[发明专利]多片段DNA的酵母快速组装方法

权利要求书

1.一种多片段DNA的酵母快速组装方法，其特征在于包括以下步骤：

(1)将多个含有同源臂的DNA分子与线性化的酵母穿梭载体pRS416或pRS413共转化酵母；

(2)将整个筛选培养板上的全部转化后的酵母菌落洗脱下来，离心，弃上清，得到转化后的酵母菌细胞；

(3)提取步骤(2)获得的酵母菌细胞的质粒DNA，转化大肠杆菌DH5α感受态细胞；

(4)通过蓝白斑筛选白色的大肠杆菌克隆，得到大片段DNA；

所述多片段DNA选择如下之一：

(1)K410，K411，K412，K413和K414；

(2)TetR，VioA，VioB，VioC,VioD和VioE；

(3)TEF1p，PDX1t-TDH3p，MPE1t-FBA1p，TDH2t，CrtE，CrtI和CrtYB。

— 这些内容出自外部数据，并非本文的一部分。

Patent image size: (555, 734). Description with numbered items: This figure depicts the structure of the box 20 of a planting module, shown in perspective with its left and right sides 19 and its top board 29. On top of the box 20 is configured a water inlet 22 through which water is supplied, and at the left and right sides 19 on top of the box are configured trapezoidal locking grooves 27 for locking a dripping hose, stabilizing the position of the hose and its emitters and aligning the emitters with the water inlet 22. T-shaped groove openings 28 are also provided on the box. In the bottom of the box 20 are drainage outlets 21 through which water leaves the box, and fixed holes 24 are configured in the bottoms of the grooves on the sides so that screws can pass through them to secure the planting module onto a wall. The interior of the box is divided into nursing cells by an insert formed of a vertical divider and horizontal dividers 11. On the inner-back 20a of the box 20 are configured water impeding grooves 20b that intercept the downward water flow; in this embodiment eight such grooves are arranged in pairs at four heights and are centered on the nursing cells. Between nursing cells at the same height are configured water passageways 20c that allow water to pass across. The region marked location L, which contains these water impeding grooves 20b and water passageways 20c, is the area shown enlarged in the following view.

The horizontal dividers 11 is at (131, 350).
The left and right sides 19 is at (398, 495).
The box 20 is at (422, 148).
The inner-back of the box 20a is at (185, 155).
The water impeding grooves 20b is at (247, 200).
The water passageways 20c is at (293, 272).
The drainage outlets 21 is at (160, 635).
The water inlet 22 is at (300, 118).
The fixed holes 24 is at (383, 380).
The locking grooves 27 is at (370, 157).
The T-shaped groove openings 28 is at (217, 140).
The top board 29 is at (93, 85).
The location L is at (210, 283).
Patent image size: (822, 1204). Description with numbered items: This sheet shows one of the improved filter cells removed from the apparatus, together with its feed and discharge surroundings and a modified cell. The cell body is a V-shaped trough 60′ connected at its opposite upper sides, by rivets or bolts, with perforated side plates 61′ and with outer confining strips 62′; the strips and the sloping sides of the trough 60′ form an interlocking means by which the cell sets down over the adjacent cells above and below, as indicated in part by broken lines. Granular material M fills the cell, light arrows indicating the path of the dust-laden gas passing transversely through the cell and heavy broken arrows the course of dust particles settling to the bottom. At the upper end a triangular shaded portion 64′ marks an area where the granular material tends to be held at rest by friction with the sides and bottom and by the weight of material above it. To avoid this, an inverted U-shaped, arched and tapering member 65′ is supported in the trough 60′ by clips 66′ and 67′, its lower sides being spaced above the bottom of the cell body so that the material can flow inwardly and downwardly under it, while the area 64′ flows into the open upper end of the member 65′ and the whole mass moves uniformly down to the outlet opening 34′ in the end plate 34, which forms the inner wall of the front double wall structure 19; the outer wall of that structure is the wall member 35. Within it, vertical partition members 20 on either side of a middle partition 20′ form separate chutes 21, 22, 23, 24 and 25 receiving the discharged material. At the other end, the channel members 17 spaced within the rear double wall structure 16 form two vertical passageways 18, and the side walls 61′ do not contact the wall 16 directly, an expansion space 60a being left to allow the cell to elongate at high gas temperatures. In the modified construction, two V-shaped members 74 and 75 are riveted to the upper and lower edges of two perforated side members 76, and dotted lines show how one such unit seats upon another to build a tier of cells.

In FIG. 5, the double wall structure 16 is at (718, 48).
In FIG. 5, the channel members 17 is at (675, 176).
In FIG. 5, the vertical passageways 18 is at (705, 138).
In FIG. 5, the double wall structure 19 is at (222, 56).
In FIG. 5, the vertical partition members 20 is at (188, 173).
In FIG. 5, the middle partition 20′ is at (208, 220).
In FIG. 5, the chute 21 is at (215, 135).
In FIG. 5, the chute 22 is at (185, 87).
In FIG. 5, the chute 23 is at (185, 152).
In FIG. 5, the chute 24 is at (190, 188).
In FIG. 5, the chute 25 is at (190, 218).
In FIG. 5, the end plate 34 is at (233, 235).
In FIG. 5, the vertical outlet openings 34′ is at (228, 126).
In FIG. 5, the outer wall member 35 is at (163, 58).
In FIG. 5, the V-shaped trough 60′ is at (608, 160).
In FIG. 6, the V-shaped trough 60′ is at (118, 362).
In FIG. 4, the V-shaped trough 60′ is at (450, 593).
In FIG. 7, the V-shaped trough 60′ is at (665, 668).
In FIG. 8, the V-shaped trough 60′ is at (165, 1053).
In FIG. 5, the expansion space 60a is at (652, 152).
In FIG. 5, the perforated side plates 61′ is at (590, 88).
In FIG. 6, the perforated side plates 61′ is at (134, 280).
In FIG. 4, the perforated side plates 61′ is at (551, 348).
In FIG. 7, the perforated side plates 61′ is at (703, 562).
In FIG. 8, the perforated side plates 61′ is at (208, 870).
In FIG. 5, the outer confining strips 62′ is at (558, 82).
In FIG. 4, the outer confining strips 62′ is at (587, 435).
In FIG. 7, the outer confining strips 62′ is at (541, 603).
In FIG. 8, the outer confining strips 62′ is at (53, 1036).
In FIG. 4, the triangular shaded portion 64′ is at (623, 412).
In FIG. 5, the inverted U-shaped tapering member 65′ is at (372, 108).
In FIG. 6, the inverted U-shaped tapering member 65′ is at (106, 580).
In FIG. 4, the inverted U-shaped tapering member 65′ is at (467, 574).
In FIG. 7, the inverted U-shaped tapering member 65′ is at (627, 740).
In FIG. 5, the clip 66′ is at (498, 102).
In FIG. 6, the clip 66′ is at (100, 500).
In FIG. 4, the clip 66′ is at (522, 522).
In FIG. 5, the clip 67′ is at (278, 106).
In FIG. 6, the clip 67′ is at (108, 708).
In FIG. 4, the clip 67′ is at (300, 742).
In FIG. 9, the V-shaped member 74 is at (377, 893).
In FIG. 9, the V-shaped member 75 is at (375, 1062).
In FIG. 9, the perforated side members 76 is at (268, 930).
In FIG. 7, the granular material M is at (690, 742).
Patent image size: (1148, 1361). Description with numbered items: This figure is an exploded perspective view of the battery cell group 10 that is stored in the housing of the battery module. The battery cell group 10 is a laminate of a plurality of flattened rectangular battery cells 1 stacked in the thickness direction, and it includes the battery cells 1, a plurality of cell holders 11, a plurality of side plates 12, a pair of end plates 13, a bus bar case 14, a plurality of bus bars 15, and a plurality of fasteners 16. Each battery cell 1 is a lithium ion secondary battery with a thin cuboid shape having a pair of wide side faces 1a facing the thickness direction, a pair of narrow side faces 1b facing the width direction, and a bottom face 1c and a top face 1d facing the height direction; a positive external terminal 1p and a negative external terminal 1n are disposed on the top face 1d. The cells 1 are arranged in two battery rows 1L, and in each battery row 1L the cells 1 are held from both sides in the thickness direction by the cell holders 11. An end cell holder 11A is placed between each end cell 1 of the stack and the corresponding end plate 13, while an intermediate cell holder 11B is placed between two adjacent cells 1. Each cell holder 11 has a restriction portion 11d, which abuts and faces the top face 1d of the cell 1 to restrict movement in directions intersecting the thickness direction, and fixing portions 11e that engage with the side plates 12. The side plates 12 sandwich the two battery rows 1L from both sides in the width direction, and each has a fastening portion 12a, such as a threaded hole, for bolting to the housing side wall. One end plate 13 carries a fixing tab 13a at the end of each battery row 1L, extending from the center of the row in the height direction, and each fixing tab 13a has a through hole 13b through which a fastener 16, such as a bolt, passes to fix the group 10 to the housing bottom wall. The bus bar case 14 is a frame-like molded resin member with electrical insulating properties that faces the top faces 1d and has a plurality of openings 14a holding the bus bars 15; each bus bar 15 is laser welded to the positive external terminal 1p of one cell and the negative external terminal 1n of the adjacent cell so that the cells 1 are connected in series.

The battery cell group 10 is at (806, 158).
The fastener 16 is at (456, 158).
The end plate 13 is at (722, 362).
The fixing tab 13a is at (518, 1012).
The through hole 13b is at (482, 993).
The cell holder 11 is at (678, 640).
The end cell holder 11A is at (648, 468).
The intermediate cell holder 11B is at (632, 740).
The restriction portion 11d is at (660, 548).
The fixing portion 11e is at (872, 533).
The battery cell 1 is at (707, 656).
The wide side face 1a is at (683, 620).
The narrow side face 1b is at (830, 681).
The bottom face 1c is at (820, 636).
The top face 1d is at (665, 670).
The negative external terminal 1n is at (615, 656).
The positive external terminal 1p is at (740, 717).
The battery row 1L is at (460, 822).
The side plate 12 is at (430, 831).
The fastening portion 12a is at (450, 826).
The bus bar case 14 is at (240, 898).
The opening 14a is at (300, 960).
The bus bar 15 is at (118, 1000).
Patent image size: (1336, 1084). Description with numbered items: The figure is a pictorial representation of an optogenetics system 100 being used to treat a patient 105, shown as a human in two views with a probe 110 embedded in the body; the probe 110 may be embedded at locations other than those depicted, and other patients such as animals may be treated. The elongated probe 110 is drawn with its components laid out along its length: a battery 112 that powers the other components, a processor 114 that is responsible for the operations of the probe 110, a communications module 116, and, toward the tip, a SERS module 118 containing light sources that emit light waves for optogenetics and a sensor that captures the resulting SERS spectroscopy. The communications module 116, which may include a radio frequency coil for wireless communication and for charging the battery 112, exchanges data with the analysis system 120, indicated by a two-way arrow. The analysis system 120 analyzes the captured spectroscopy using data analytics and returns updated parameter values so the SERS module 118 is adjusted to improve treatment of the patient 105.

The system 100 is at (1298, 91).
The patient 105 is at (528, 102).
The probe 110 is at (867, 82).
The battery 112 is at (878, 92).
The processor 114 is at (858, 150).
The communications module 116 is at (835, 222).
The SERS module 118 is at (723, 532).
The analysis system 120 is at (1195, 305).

2.根据权利要求1所述的一种多片段DNA的酵母快速组装方法，其特征在于所述含有同源臂的DNA分子的同源臂至少是40个碱基的特异性同源臂。

3.根据权利要求1所述的一种多片段DNA的酵母快速组装方法，其特征在于所述线性化的酵母穿梭载体是使用内切酶对酵母穿梭载体进行单酶切后获得。

4.权利要求1-3之一的一种多片段DNA的酵母快速组装方法组装的大片段DNA，所述多片段DNA选择如下之一：

(1)K410，K411，K412，K413和K414；

(2)TetR，VioA，VioB，VioC,VioD和VioE；

(3)TEF1p，PDX1t-TDH3p，MPE1t-FBA1p，TDH2t，CrtE，CrtI和CrtYB。

5.权利要求4的大片段DNA的用途，所述用途为组装合成基因组结构单元，用于生产β-胡萝卜素或紫色杆菌素。